De son emprisonnement, cinq ans plus tôt dans une prison de Tunis,
Pauline Hillier propose un roman poignant et édifiant sur la condition des femmes enfermées mais aussi de celles de ce pays.
Fin mai 2013,
Pauline Hillier manifeste seins nus avec d'autres Femen devant le Palais de Justice de Tunis durant le procès de
Amina Sbouï, militante féministe. Elle avait posté sur les réseaux sociaux une photo d'elle, seins nus, affirmant en commentaire «
Mon corps m'appartient et n'est source d'honneur pour personne ».
Séquestrée par des groupes extrémistes, elle décide de taguer un mur d'un cimetière pour dénoncer son traitement. Arrêtée, elle subit une peine d'emprisonnement de deux ans et demi pour possession de bombes aérosols et profanation d'un cimetière. Pour protester contre son arrestation abusive, deux Femen françaises, dont
Pauline Hillier, et une allemande ont été incarcérées.
Pauline Hillier choisit dans ce roman
Les contemplées de se présenter seule pour raconter son incarcération et donner voix, corps, histoires à ces femmes, parias d'un monde sous le joug d'un patriarcat absolu, oubliées et muselées, au fin fond de la Manouba, la prison de femmes, dans le pavillon D.

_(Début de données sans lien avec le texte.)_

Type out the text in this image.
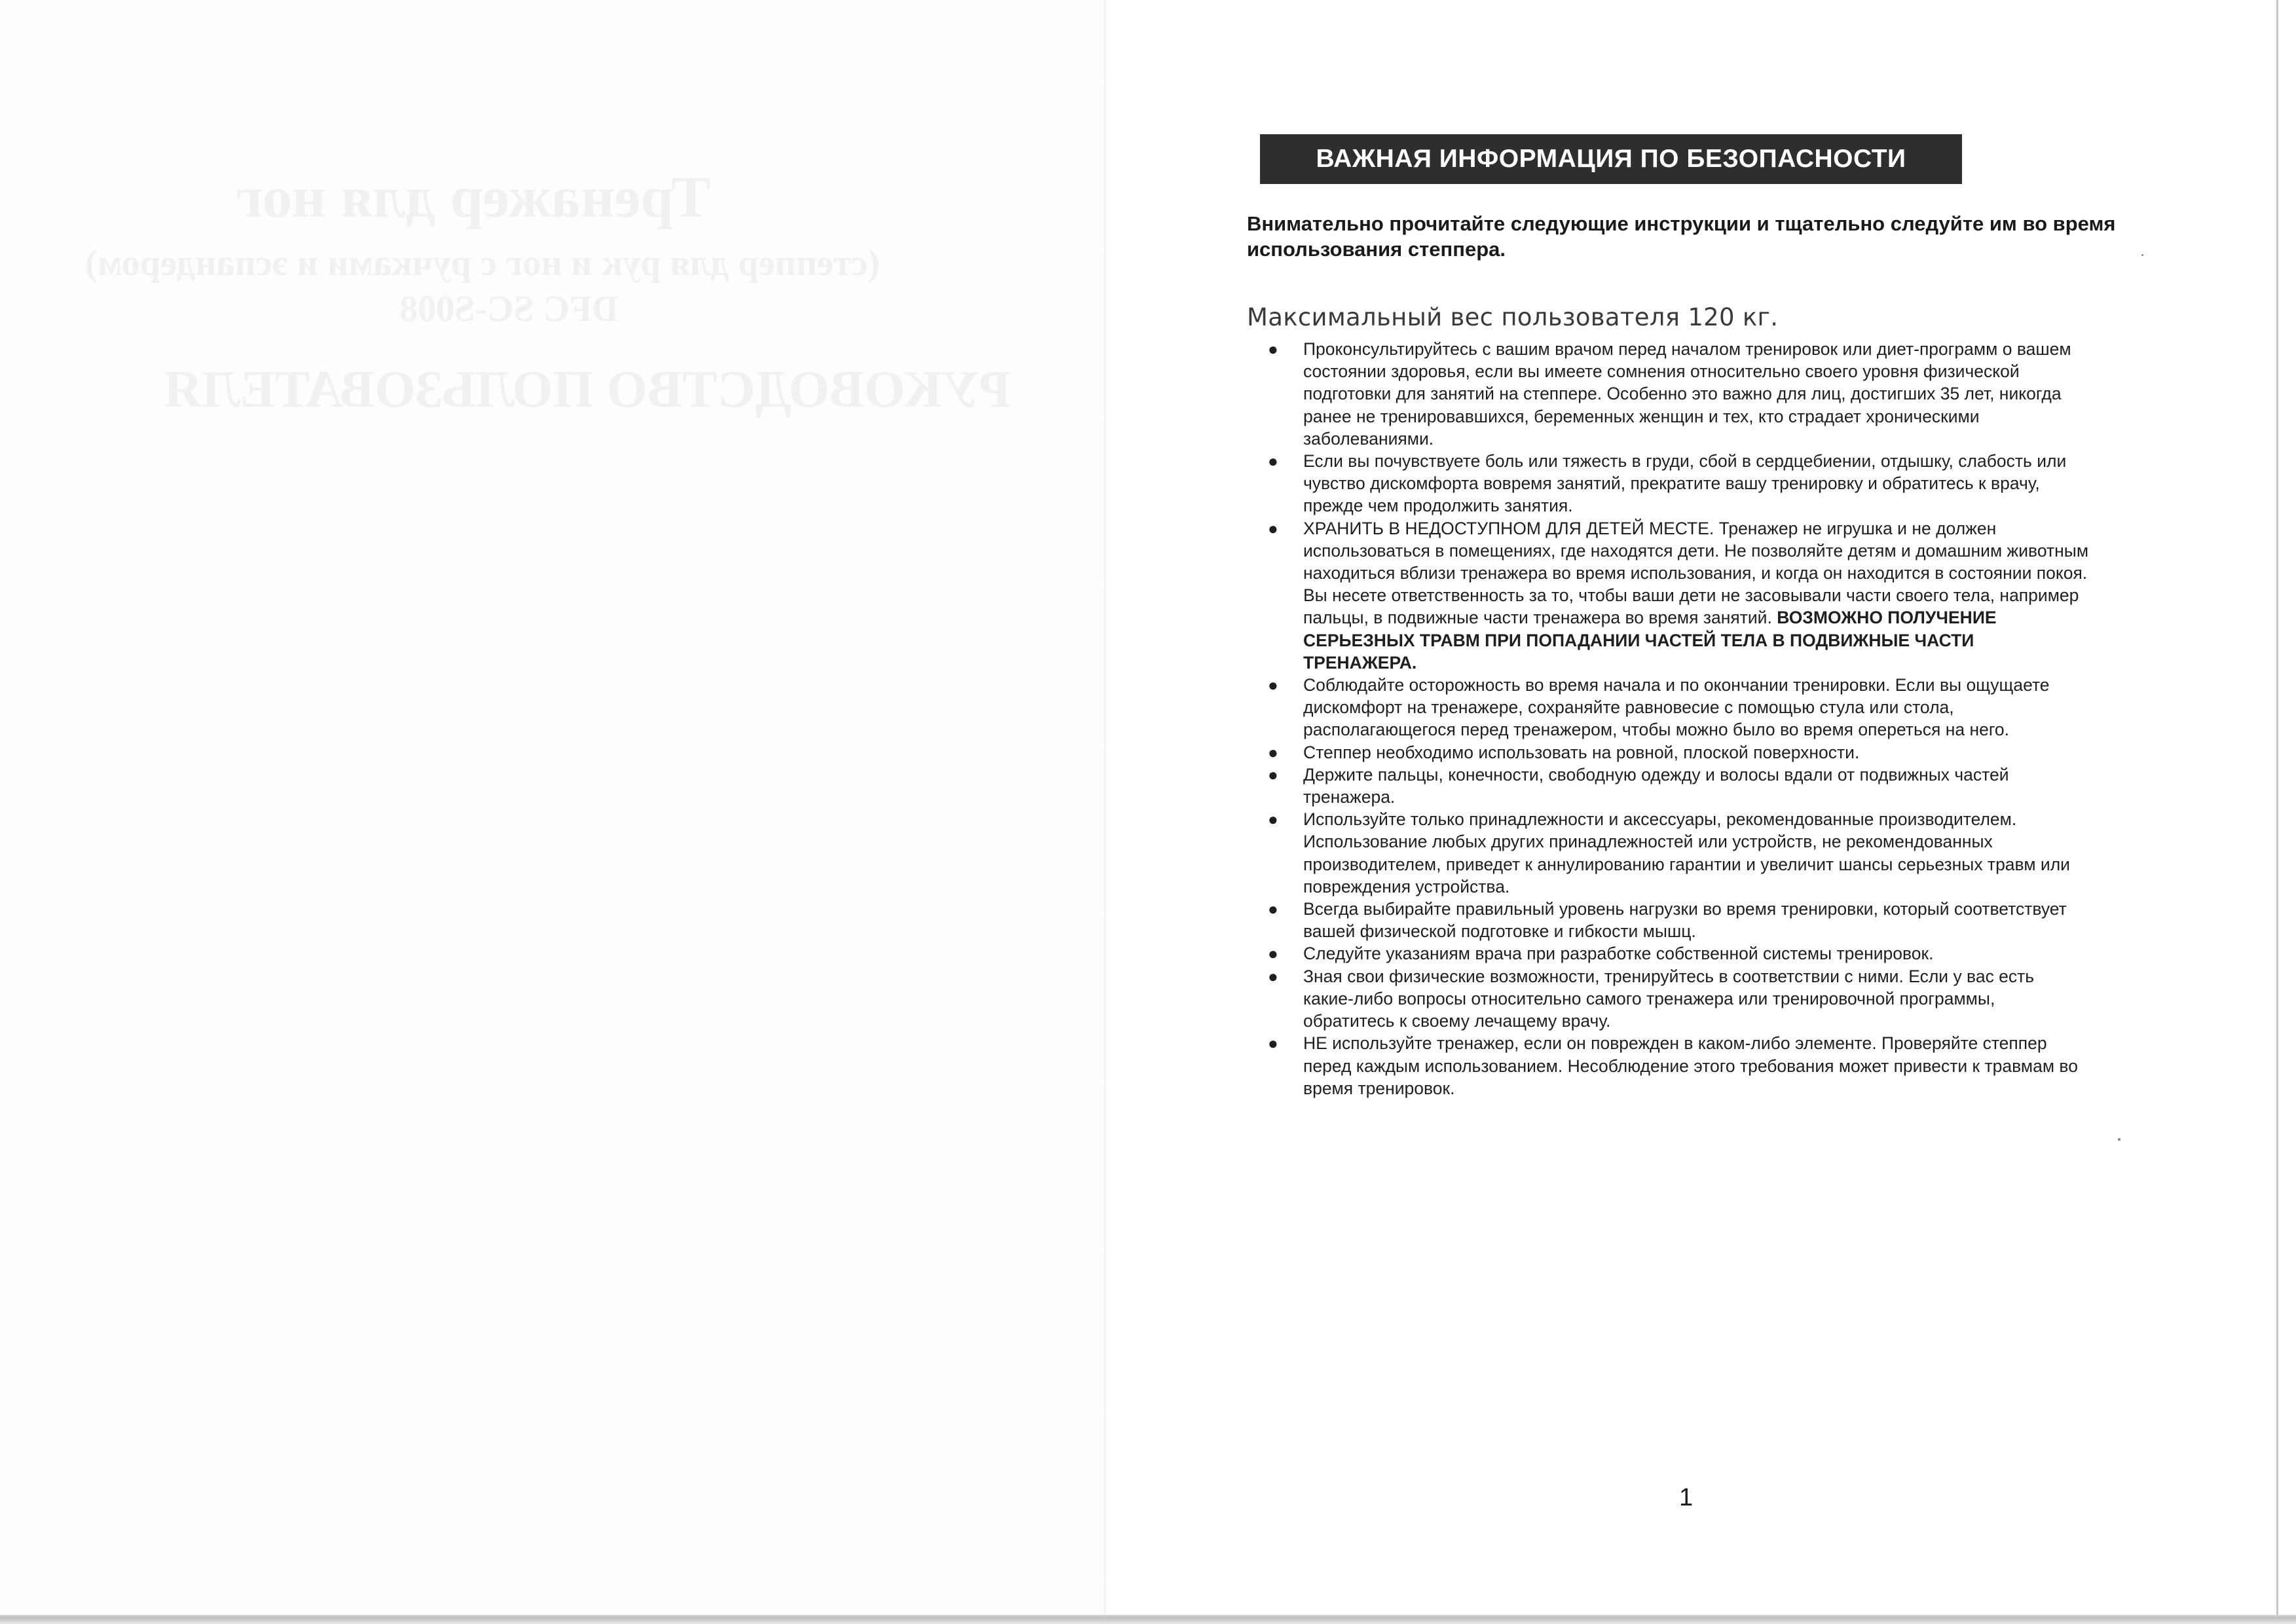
Тренажер для ног
(степпер для рук и ног с ручками и эспандером)
DFC SC-S008
РУКОВОДСТВО ПОЛЬЗОВАТЕЛЯ
ВАЖНАЯ ИНФОРМАЦИЯ ПО БЕЗОПАСНОСТИ
Внимательно прочитайте следующие инструкции и тщательно следуйте им во время использования степпера.
Максимальный вес пользователя 120 кг.
● Проконсультируйтесь с вашим врачом перед началом тренировок или диет-программ о вашем состоянии здоровья, если вы имеете сомнения относительно своего уровня физической подготовки для занятий на степпере. Особенно это важно для лиц, достигших 35 лет, никогда ранее не тренировавшихся, беременных женщин и тех, кто страдает хроническими заболеваниями.
● Если вы почувствуете боль или тяжесть в груди, сбой в сердцебиении, отдышку, слабость или чувство дискомфорта вовремя занятий, прекратите вашу тренировку и обратитесь к врачу, прежде чем продолжить занятия.
● ХРАНИТЬ В НЕДОСТУПНОМ ДЛЯ ДЕТЕЙ МЕСТЕ. Тренажер не игрушка и не должен использоваться в помещениях, где находятся дети. Не позволяйте детям и домашним животным находиться вблизи тренажера во время использования, и когда он находится в состоянии покоя. Вы несете ответственность за то, чтобы ваши дети не засовывали части своего тела, например пальцы, в подвижные части тренажера во время занятий. ВОЗМОЖНО ПОЛУЧЕНИЕ СЕРЬЕЗНЫХ ТРАВМ ПРИ ПОПАДАНИИ ЧАСТЕЙ ТЕЛА В ПОДВИЖНЫЕ ЧАСТИ ТРЕНАЖЕРА.
● Соблюдайте осторожность во время начала и по окончании тренировки. Если вы ощущаете дискомфорт на тренажере, сохраняйте равновесие с помощью стула или стола, располагающегося перед тренажером, чтобы можно было во время опереться на него.
● Степпер необходимо использовать на ровной, плоской поверхности.
● Держите пальцы, конечности, свободную одежду и волосы вдали от подвижных частей тренажера.
● Используйте только принадлежности и аксессуары, рекомендованные производителем. Использование любых других принадлежностей или устройств, не рекомендованных производителем, приведет к аннулированию гарантии и увеличит шансы серьезных травм или повреждения устройства.
● Всегда выбирайте правильный уровень нагрузки во время тренировки, который соответствует вашей физической подготовке и гибкости мышц.
● Следуйте указаниям врача при разработке собственной системы тренировок.
● Зная свои физические возможности, тренируйтесь в соответствии с ними. Если у вас есть какие-либо вопросы относительно самого тренажера или тренировочной программы, обратитесь к своему лечащему врачу.
● НЕ используйте тренажер, если он поврежден в каком-либо элементе. Проверяйте степпер перед каждым использованием. Несоблюдение этого требования может привести к травмам во время тренировок.
1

Pauline Hillier n'épargne rien des conditions terribles de détention, les odeurs, la saleté, les cafards, la chaleur, la brutalité des gardiennes, la promiscuité, le manque d'intimité, etc. mais démontre la solidarité qui règne dans ce pavillon, un peu moins violent que les autres, qui rassemble vingt-sept femmes de tous âges, de toutes conditions, de toutes origines dans un espace si réduit que certaines sans lit couchent par terre, tête bêche avec une autre.
Trouvant le subterfuge de lire dans les lignes de la main, “La voyante”, comme elle est surnommée au début, entre en contact avec certaines de ces femmes. Et ce simple geste du toucher suffit à libérer la confiance pour que chacune raconte un peu de son histoire. de celle qui affirme,
Pauline Hillier devient celle qui écoute et accueille.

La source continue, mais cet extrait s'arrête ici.